Sunday, April 27

Merkel’s health intensifies debate over her succession


 

 

After a second episode in which Ms. Merkel, Germany’s chancellor, trembled uncontrollably in public last week, she headed to the airport, took a 12-hour flight to Japan, held 10 bilateral meetings and four group sessions with world leaders, including President Trump, then flew back to Europe for a record-breaking 20-hour negotiation with her European counterparts in Brussels.

The last several days have been a reminder of Ms. Merkel’s storied stamina, proven in countless crisis summits during her 14 years in office.

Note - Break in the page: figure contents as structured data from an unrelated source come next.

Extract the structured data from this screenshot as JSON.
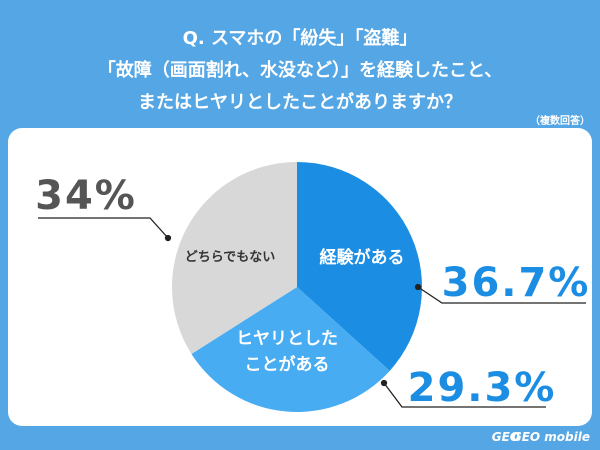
{
  "chart_data": {
    "type": "pie",
    "title": [
      "Q. スマホの「紛失」「盗難」",
      "「故障（画面割れ、水没など）」を経験したこと、",
      "またはヒヤリとしたことがありますか？"
    ],
    "note": "（複数回答）",
    "categories": [
      "経験がある",
      "ヒヤリとした\nことがある",
      "どちらでもない"
    ],
    "values": [
      36.7,
      29.3,
      34
    ],
    "value_labels": [
      "36.7%",
      "29.3%",
      "34%"
    ],
    "colors": [
      "#1b8de3",
      "#48acf2",
      "#d8d8d8"
    ],
    "category_label_colors": [
      "#ffffff",
      "#ffffff",
      "#333333"
    ],
    "value_label_colors": [
      "#1b8de3",
      "#1b8de3",
      "#555555"
    ],
    "footer": [
      "GEO",
      "GEO mobile"
    ]
  }
}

But they also reinforce the mystery of what exactly is going on with the health of the woman who has been the rock of European politics at a time when the authority of both her party and her country appear to be declining.

When Angela Merkel trembles, the whole union trembles, Stephan-Andreas Casdorff wrote in the Tagesspiegel newspaper.

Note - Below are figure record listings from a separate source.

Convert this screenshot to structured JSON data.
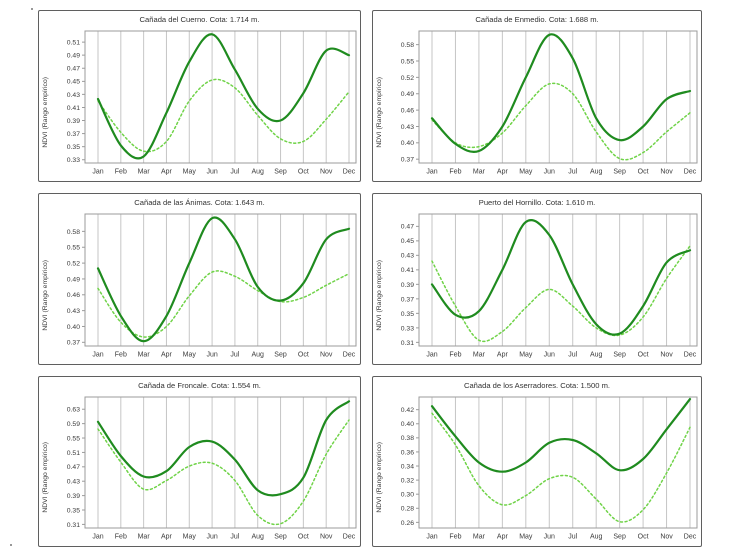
{
  "figure": {
    "ylabel": "NDVI (Rango empírico)",
    "colors": {
      "solid_line": "#1f8b1f",
      "dashed_line": "#70d348",
      "grid": "#c6c6c6",
      "frame": "#9b9b9b",
      "text": "#3b3b3b"
    }
  },
  "chart_data": [
    {
      "type": "line",
      "title": "Cañada del Cuerno. Cota: 1.714 m.",
      "ylabel": "NDVI (Rango empírico)",
      "x": [
        "Jan",
        "Feb",
        "Mar",
        "Apr",
        "May",
        "Jun",
        "Jul",
        "Aug",
        "Sep",
        "Oct",
        "Nov",
        "Dec"
      ],
      "ylim": [
        0.325,
        0.527
      ],
      "yticks": [
        0.33,
        0.35,
        0.37,
        0.39,
        0.41,
        0.43,
        0.45,
        0.47,
        0.49,
        0.51
      ],
      "grid": "vertical-monthly",
      "legend": "none",
      "series": [
        {
          "name": "NDVI curve solid dark green",
          "style": "solid",
          "values": [
            0.423,
            0.352,
            0.335,
            0.402,
            0.48,
            0.522,
            0.468,
            0.408,
            0.39,
            0.432,
            0.497,
            0.49
          ]
        },
        {
          "name": "NDVI curve dashed light green",
          "style": "dashed",
          "values": [
            0.42,
            0.372,
            0.343,
            0.358,
            0.42,
            0.452,
            0.44,
            0.398,
            0.362,
            0.358,
            0.392,
            0.434
          ]
        }
      ]
    },
    {
      "type": "line",
      "title": "Cañada de Enmedio. Cota: 1.688 m.",
      "ylabel": "NDVI (Rango empírico)",
      "x": [
        "Jan",
        "Feb",
        "Mar",
        "Apr",
        "May",
        "Jun",
        "Jul",
        "Aug",
        "Sep",
        "Oct",
        "Nov",
        "Dec"
      ],
      "ylim": [
        0.363,
        0.605
      ],
      "yticks": [
        0.37,
        0.4,
        0.43,
        0.46,
        0.49,
        0.52,
        0.55,
        0.58
      ],
      "grid": "vertical-monthly",
      "legend": "none",
      "series": [
        {
          "name": "NDVI curve solid dark green",
          "style": "solid",
          "values": [
            0.445,
            0.398,
            0.385,
            0.43,
            0.52,
            0.598,
            0.555,
            0.445,
            0.405,
            0.43,
            0.48,
            0.495
          ]
        },
        {
          "name": "NDVI curve dashed light green",
          "style": "dashed",
          "values": [
            0.442,
            0.4,
            0.393,
            0.418,
            0.468,
            0.508,
            0.49,
            0.42,
            0.371,
            0.382,
            0.42,
            0.455
          ]
        }
      ]
    },
    {
      "type": "line",
      "title": "Cañada de las Ánimas. Cota: 1.643 m.",
      "ylabel": "NDVI (Rango empírico)",
      "x": [
        "Jan",
        "Feb",
        "Mar",
        "Apr",
        "May",
        "Jun",
        "Jul",
        "Aug",
        "Sep",
        "Oct",
        "Nov",
        "Dec"
      ],
      "ylim": [
        0.363,
        0.613
      ],
      "yticks": [
        0.37,
        0.4,
        0.43,
        0.46,
        0.49,
        0.52,
        0.55,
        0.58
      ],
      "grid": "vertical-monthly",
      "legend": "none",
      "series": [
        {
          "name": "NDVI curve solid dark green",
          "style": "solid",
          "values": [
            0.51,
            0.42,
            0.372,
            0.42,
            0.52,
            0.605,
            0.565,
            0.475,
            0.449,
            0.482,
            0.565,
            0.585
          ]
        },
        {
          "name": "NDVI curve dashed light green",
          "style": "dashed",
          "values": [
            0.472,
            0.408,
            0.38,
            0.4,
            0.458,
            0.503,
            0.495,
            0.468,
            0.447,
            0.455,
            0.478,
            0.5
          ]
        }
      ]
    },
    {
      "type": "line",
      "title": "Puerto del Hornillo. Cota: 1.610 m.",
      "ylabel": "NDVI (Rango empírico)",
      "x": [
        "Jan",
        "Feb",
        "Mar",
        "Apr",
        "May",
        "Jun",
        "Jul",
        "Aug",
        "Sep",
        "Oct",
        "Nov",
        "Dec"
      ],
      "ylim": [
        0.305,
        0.487
      ],
      "yticks": [
        0.31,
        0.33,
        0.35,
        0.37,
        0.39,
        0.41,
        0.43,
        0.45,
        0.47
      ],
      "grid": "vertical-monthly",
      "legend": "none",
      "series": [
        {
          "name": "NDVI curve solid dark green",
          "style": "solid",
          "values": [
            0.39,
            0.348,
            0.353,
            0.41,
            0.476,
            0.458,
            0.39,
            0.335,
            0.322,
            0.36,
            0.42,
            0.437
          ]
        },
        {
          "name": "NDVI curve dashed light green",
          "style": "dashed",
          "values": [
            0.422,
            0.36,
            0.313,
            0.325,
            0.358,
            0.383,
            0.36,
            0.33,
            0.32,
            0.345,
            0.398,
            0.443
          ]
        }
      ]
    },
    {
      "type": "line",
      "title": "Cañada de Froncale. Cota: 1.554 m.",
      "ylabel": "NDVI (Rango empírico)",
      "x": [
        "Jan",
        "Feb",
        "Mar",
        "Apr",
        "May",
        "Jun",
        "Jul",
        "Aug",
        "Sep",
        "Oct",
        "Nov",
        "Dec"
      ],
      "ylim": [
        0.3,
        0.664
      ],
      "yticks": [
        0.31,
        0.35,
        0.39,
        0.43,
        0.47,
        0.51,
        0.55,
        0.59,
        0.63
      ],
      "grid": "vertical-monthly",
      "legend": "none",
      "series": [
        {
          "name": "NDVI curve solid dark green",
          "style": "solid",
          "values": [
            0.595,
            0.5,
            0.443,
            0.458,
            0.525,
            0.54,
            0.49,
            0.405,
            0.394,
            0.44,
            0.6,
            0.652
          ]
        },
        {
          "name": "NDVI curve dashed light green",
          "style": "dashed",
          "values": [
            0.575,
            0.483,
            0.408,
            0.432,
            0.472,
            0.48,
            0.432,
            0.335,
            0.312,
            0.375,
            0.505,
            0.6
          ]
        }
      ]
    },
    {
      "type": "line",
      "title": "Cañada de los Aserradores. Cota: 1.500 m.",
      "ylabel": "NDVI (Rango empírico)",
      "x": [
        "Jan",
        "Feb",
        "Mar",
        "Apr",
        "May",
        "Jun",
        "Jul",
        "Aug",
        "Sep",
        "Oct",
        "Nov",
        "Dec"
      ],
      "ylim": [
        0.252,
        0.438
      ],
      "yticks": [
        0.26,
        0.28,
        0.3,
        0.32,
        0.34,
        0.36,
        0.38,
        0.4,
        0.42
      ],
      "grid": "vertical-monthly",
      "legend": "none",
      "series": [
        {
          "name": "NDVI curve solid dark green",
          "style": "solid",
          "values": [
            0.425,
            0.382,
            0.345,
            0.332,
            0.345,
            0.373,
            0.377,
            0.358,
            0.334,
            0.35,
            0.392,
            0.435
          ]
        },
        {
          "name": "NDVI curve dashed light green",
          "style": "dashed",
          "values": [
            0.415,
            0.37,
            0.312,
            0.285,
            0.298,
            0.322,
            0.324,
            0.293,
            0.261,
            0.278,
            0.33,
            0.395
          ]
        }
      ]
    }
  ]
}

On the surface, Ms. Merkel’s two recent trembling episodes within the space of 10 days, which followed a previous incident two years ago in Mexico, have been a strikingly low-key affair in Germany, a country fiercely protective of privacy.

Tight-lipped advisers planted the idea that the second recent episode was psychosomatic, brought on by the memory of the first. The chancellor herself deflected questions in Japan, saying she had nothing special to report.

In Brussels this week, Ms. Merkel failed to muster her hallmark consensus-building powers and steer her peers even to her second-choice candidate for the European Union’s top job. Still, in the final hours of negotiations on Tuesday, her influence proved important in getting a German, her defense minister, Ursula von der Leyen, nominated as the president of the powerful European Commission.

But domestically, opinion polls now regularly put Ms. Merkel’s conservatives in second place behind the liberal Greens.

Ms. Merkel’s anointed successor, Annegret Kramp-Karrenbauer, who last fall won the contest to succeed the chancellor as head of their conservative party, has seen her approval rating drop sharply in recent weeks as questions about her capacity to lead the party into the next election have grown louder.

Possible rivals like Armin Laschet, the leader of Germany’s most populous state, North-Rhine Westphalia, and Markus Söder, the leader of Bavaria’s conservatives, who pair with Ms. Merkel’s party nationally are being floated as alternative candidates for the chancellery, an office traditionally tied to party leadership.

In the meantime, Ms. Merkel, freed from having to run the party and organize the next election, has seen her popularity bounce back only reinforcing the contrast with the embattled Ms. Kramp-Karrenbauer.

When the chancellor announced her decision to run for a fourth four-year term in 2017 she added, explicitly, health permitting.

The qualification, which barely registered at the time, now has a different ring to it.

The flip side of Ms. Merkel’s commitment to serving out her fourth term until 2021, said Nico Fried, a commentator in the Süddeutsche Zeitung newspaper, is the promise to quit if her physical strength reaches its limit.

Citizens can expect that respect of her, Mr. Fried wrote. Just as Merkel can expect the public’s respect in the discussion about her health.

The German public deserves to know what is going on, Mr. Schwennicke wrote. It does not deserve to be treated with Kremlin-levels of secrecy.

Germany is fiercely protective of privacy, and health has always been considered a private matter in the country.

In the 1970s, Chancellor Willy Brandt suffered from grave depression and had multiple affairs, something that was well-known in journalists’ circles during his time in office but was not publicly discussed.

His successor, Chancellor Helmut Schmidt, had a heart ailment that resulted in him being found unconscious in his office multiple times. But again, the news media did not write about his health until after he left office.

Over time, the taboo softened as some German politicians became more open about their health. President Frank-Walter Steinmeier spoke publicly about donating a kidney to his wife.

Wolfgang Schäuble, the veteran lawmaker and former finance minister, has used a wheelchair for decades. And Malu Dreyer, one of Germany’s 16 state governors, publicly announced that she had multiple sclerosis.

But Ms. Merkel has taken privacy to another level and not just on her health, her biographers say.